The fault was simple and you didn't even need to be a top hacker in order to make use of it, tools are available that automate the tasks and in some cases you can even get in quite by chance. It happens when an ISP develops an On-Line sign up form that simply assumes moving the data into an unsecured directory on your website that users can see is enough.

Even simple tools can be found on the Internet for encoding information, providing a password secured dir or even using more advanced methods such as SSL to secure the information, yet they are not used. Around 90% of current ISPs are guilty of using exactly the same methods (usually simple HTML Forms) that 08004u, IHG and CallNet0800 did. The worse part is that they might never know they were hacked because the security is so poor that in some cases you only need to guess the output DIR and suddenly you have all the details.

The above was the case with 08004u, insensibly their web server was so poor that when they updated, they erased all their files before uploading the new ones. Most sites would cease to operate without an index file but not 08004u, the moment it happened, all it took was one user to come at exactly that middle interval and then to enter the dir displayed and download the file. On other sites where this doesn't happen but basic forms are used, all it takes is a modest hacker to intercept the automated processes and de-compile the information to find the output source.

There are even tools that can be used to visually see what other users are typing into a form on a website in real time, although these are not publicly available. The point being that unless a sign up form contains the need for credit card details, almost all ISPs consider it an 'unneeded cost'. Some ISPs like CallNet0800 didn't even bother to have a secure form during the early days even when they required credit card details.

More serious than you think

Perhaps the thing that's most criminal is that ISPs are allowed to get away with a simple, "We are sorry.. etc.". Can we just re-iterate how serious this really is, these people have YOUR personal details and can do whatever they like with them. They could somehow end up in the hands of a serial murderer (laugh if you will, it's deadly serious), your only lucky if it just gets sold on.
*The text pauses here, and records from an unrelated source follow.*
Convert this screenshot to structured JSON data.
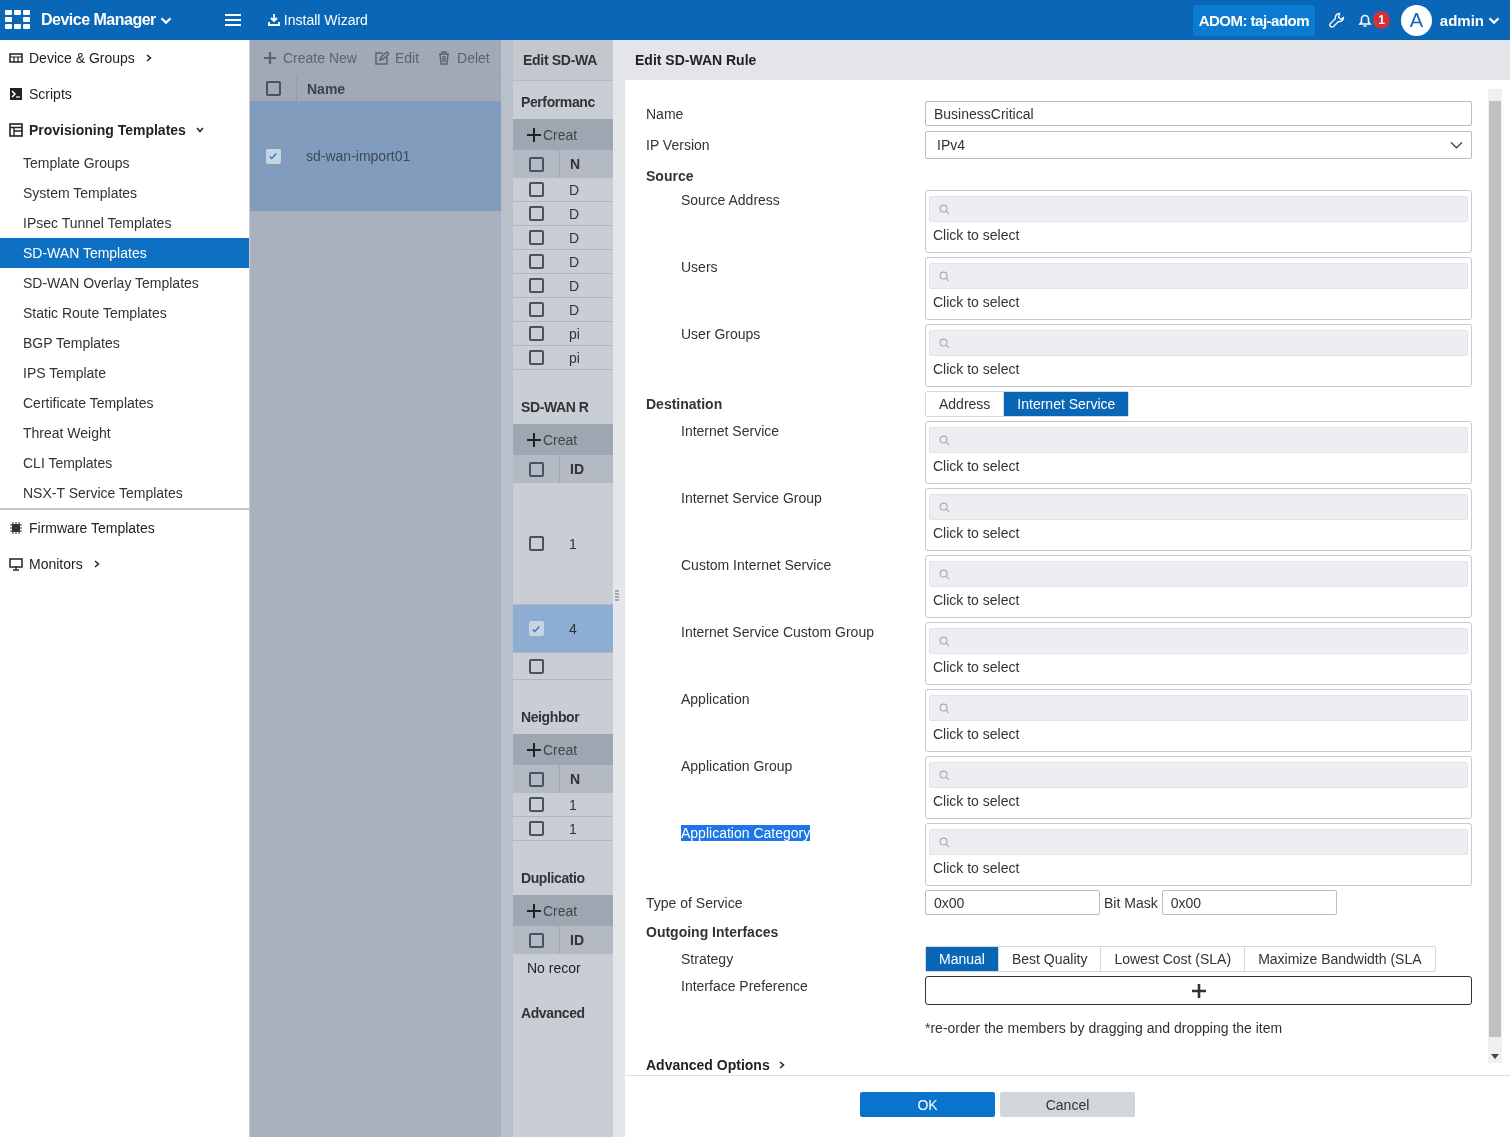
{
  "top_bar": {
    "app_title": "Device Manager",
    "menu_link": "Install Wizard",
    "adom": "ADOM: taj-adom",
    "notification_count": "1",
    "avatar_letter": "A",
    "user": "admin"
  },
  "sidebar": {
    "items": [
      {
        "label": "Device & Groups",
        "kind": "group",
        "expanded": false,
        "selected": false
      },
      {
        "label": "Scripts",
        "kind": "link",
        "selected": false
      },
      {
        "label": "Provisioning Templates",
        "kind": "group",
        "expanded": true,
        "selected": false,
        "children": [
          {
            "label": "Template Groups",
            "selected": false
          },
          {
            "label": "System Templates",
            "selected": false
          },
          {
            "label": "IPsec Tunnel Templates",
            "selected": false
          },
          {
            "label": "SD-WAN Templates",
            "selected": true
          },
          {
            "label": "SD-WAN Overlay Templates",
            "selected": false
          },
          {
            "label": "Static Route Templates",
            "selected": false
          },
          {
            "label": "BGP Templates",
            "selected": false
          },
          {
            "label": "IPS Template",
            "selected": false
          },
          {
            "label": "Certificate Templates",
            "selected": false
          },
          {
            "label": "Threat Weight",
            "selected": false
          },
          {
            "label": "CLI Templates",
            "selected": false
          },
          {
            "label": "NSX-T Service Templates",
            "selected": false
          }
        ]
      },
      {
        "label": "Firmware Templates",
        "kind": "link",
        "selected": false
      },
      {
        "label": "Monitors",
        "kind": "group",
        "expanded": false,
        "selected": false
      }
    ]
  },
  "template_list": {
    "toolbar": [
      "Create New",
      "Edit",
      "Delet"
    ],
    "column": "Name",
    "all_checked": false,
    "rows": [
      {
        "name": "sd-wan-import01",
        "checked": true,
        "selected": true
      }
    ]
  },
  "template_editor": {
    "title": "Edit SD-WA",
    "sections": [
      {
        "title": "Performanc",
        "toolbar": "Creat",
        "column": "N",
        "all_checked": false,
        "rows": [
          {
            "cell": "D",
            "checked": false,
            "selected": false
          },
          {
            "cell": "D",
            "checked": false,
            "selected": false
          },
          {
            "cell": "D",
            "checked": false,
            "selected": false
          },
          {
            "cell": "D",
            "checked": false,
            "selected": false
          },
          {
            "cell": "D",
            "checked": false,
            "selected": false
          },
          {
            "cell": "D",
            "checked": false,
            "selected": false
          },
          {
            "cell": "pi",
            "checked": false,
            "selected": false
          },
          {
            "cell": "pi",
            "checked": false,
            "selected": false
          }
        ]
      },
      {
        "title": "SD-WAN R",
        "toolbar": "Creat",
        "column": "ID",
        "all_checked": false,
        "rows": [
          {
            "cell": "1",
            "checked": false,
            "selected": false
          },
          {
            "cell": "4",
            "checked": true,
            "selected": true
          },
          {
            "checked": false,
            "selected": false
          }
        ]
      },
      {
        "title": "Neighbor",
        "toolbar": "Creat",
        "column": "N",
        "all_checked": false,
        "rows": [
          {
            "cell": "1",
            "checked": false,
            "selected": false
          },
          {
            "cell": "1",
            "checked": false,
            "selected": false
          }
        ]
      },
      {
        "title": "Duplicatio",
        "toolbar": "Creat",
        "column": "ID",
        "all_checked": false,
        "empty_text": "No recor"
      },
      {
        "title": "Advanced"
      }
    ]
  },
  "rule_dialog": {
    "title": "Edit SD-WAN Rule",
    "fields": [
      {
        "kind": "text",
        "label": "Name",
        "value": "BusinessCritical"
      },
      {
        "kind": "select",
        "label": "IP Version",
        "value": "IPv4"
      },
      {
        "kind": "heading",
        "label": "Source"
      },
      {
        "kind": "picker",
        "label": "Source Address",
        "prompt": "Click to select",
        "highlighted": false
      },
      {
        "kind": "picker",
        "label": "Users",
        "prompt": "Click to select",
        "highlighted": false
      },
      {
        "kind": "picker",
        "label": "User Groups",
        "prompt": "Click to select",
        "highlighted": false
      },
      {
        "kind": "switch",
        "label": "Destination",
        "options": [
          {
            "label": "Address",
            "selected": false
          },
          {
            "label": "Internet Service",
            "selected": true
          }
        ]
      },
      {
        "kind": "picker",
        "label": "Internet Service",
        "prompt": "Click to select",
        "highlighted": false
      },
      {
        "kind": "picker",
        "label": "Internet Service Group",
        "prompt": "Click to select",
        "highlighted": false
      },
      {
        "kind": "picker",
        "label": "Custom Internet Service",
        "prompt": "Click to select",
        "highlighted": false
      },
      {
        "kind": "picker",
        "label": "Internet Service Custom Group",
        "prompt": "Click to select",
        "highlighted": false
      },
      {
        "kind": "picker",
        "label": "Application",
        "prompt": "Click to select",
        "highlighted": false
      },
      {
        "kind": "picker",
        "label": "Application Group",
        "prompt": "Click to select",
        "highlighted": false
      },
      {
        "kind": "picker",
        "label": "Application Category",
        "prompt": "Click to select",
        "highlighted": true
      },
      {
        "kind": "hex",
        "label": "Type of Service",
        "value": "0x00",
        "mask_label": "Bit Mask",
        "mask_value": "0x00"
      },
      {
        "kind": "heading",
        "label": "Outgoing Interfaces"
      },
      {
        "kind": "strategy",
        "label": "Strategy",
        "options": [
          {
            "label": "Manual",
            "selected": true
          },
          {
            "label": "Best Quality",
            "selected": false
          },
          {
            "label": "Lowest Cost (SLA)",
            "selected": false
          },
          {
            "label": "Maximize Bandwidth (SLA",
            "selected": false
          }
        ]
      },
      {
        "kind": "add",
        "label": "Interface Preference",
        "note": "*re-order the members by dragging and dropping the item"
      },
      {
        "kind": "expander",
        "label": "Advanced Options",
        "expanded": false
      }
    ],
    "buttons": [
      {
        "label": "OK",
        "kind": "primary"
      },
      {
        "label": "Cancel",
        "kind": "secondary"
      }
    ]
  }
}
One reason so many people wonder where SPAM suddenly starts coming from could be to do with this, that your details have somehow escaped their confines without your permission.

The problem escalates when you realise that potentially, almost every ISP in the country could have this exact same problem. In fact many could be getting hacked at this very moment without anybody even knowing it. We are shortly to start out are own plan of action, the idea is to inform any and all ISPs if their service doesn't meet up to specific security guidelines and any such ISPs that don't will have that marked on their review or be reported.

It only takes a tiny amount of intelligence to secure a site and yet even the people that call themselves 'professionals' ignore or just get away with it on a daily basis. Another 'follow up' report will come on this subject in the future after further investigation.